Déc 07, 2013 | Aucun commentaire sur Critique ・ « Le Tourbillon de l’Amour », mise en scène de Daisuke Miura, Maison de la Culture du Japon

ƒƒ Critique Denis Sanglard

Tourbillon (c) Kyoko Kinoshita

© Kyoko Kinoshita

Ne nous fions pas au titre, d’amour il n’en est guère question 

Dans un club privé où se pratique l’échangisme, huit jeunes cinq heures durant – c’est le temps qui leur est imparti – vont baiser. Ils sont venus pour ça. Ne nous fions pas au titre, d’amour il n’en est guère question. Il s’agit de sexe. Les propos échangés n’ont guère d’importance. Ils sont d’une grande banalité, inaudibles parfois. Seul compte le désir. Celui de satisfaire une frustration toujours insatisfaite. Les corps circulent, se rapprochent, disparaissent, jouissent, reviennent. Et recommencent. Terrible comédie humaine,  d’une rare violence où l’homme se révèle, mis à nu dans tous les sens du terme, fragile et poignant, cru et cruel. Il semble n’y avoir aucun jugement, aucun point de vue, aucune morale…

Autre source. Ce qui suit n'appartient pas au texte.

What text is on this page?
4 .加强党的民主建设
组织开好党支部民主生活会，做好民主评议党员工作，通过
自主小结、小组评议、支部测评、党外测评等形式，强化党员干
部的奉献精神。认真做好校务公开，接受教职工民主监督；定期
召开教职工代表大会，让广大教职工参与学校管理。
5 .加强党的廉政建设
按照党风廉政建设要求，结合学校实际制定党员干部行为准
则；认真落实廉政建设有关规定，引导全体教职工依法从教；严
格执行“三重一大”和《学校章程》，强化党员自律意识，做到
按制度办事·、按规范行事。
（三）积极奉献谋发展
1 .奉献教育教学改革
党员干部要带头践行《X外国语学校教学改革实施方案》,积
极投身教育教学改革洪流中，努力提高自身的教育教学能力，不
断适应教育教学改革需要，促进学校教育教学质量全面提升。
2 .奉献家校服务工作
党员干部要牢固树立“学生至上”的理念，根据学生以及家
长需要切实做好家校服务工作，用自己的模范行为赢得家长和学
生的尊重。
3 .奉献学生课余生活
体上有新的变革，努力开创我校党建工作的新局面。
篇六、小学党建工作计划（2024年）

Daisuke Miura, le metteur en scène, signe une mise en scène hyper réaliste, quasi documentaire. Sauf qu’il s’agit bien de fiction et de théâtre. C’est une mise en scène en creux où, à l’image de l’acte sexuel, rien de ce qui importe se voit. Ce qui se joue n’est pas dans le dialogue mais dans le silence qui soudain s’abat, dans les corps qui hésitent, flanchent ou se lâchent. Certes on voit crûment des corps qui s’ébattent, qui hurlent leur plaisir. Mais l’intelligence de Daisuke Miura est de donner à voir en toute logique ce que l’on attend, ce qui est annoncé et de placer ainsi l’obscène hors champs, dans le regard du spectateur devenu ainsi voyeur. Les faits sont bruts, nous les réinventons. Nous les déplaçons dans un hors scène qui renvoie à notre expérience, notre propre jugement. Daisuke Miura botte ainsi en touche avec beaucoup d’intelligence  et d’humour.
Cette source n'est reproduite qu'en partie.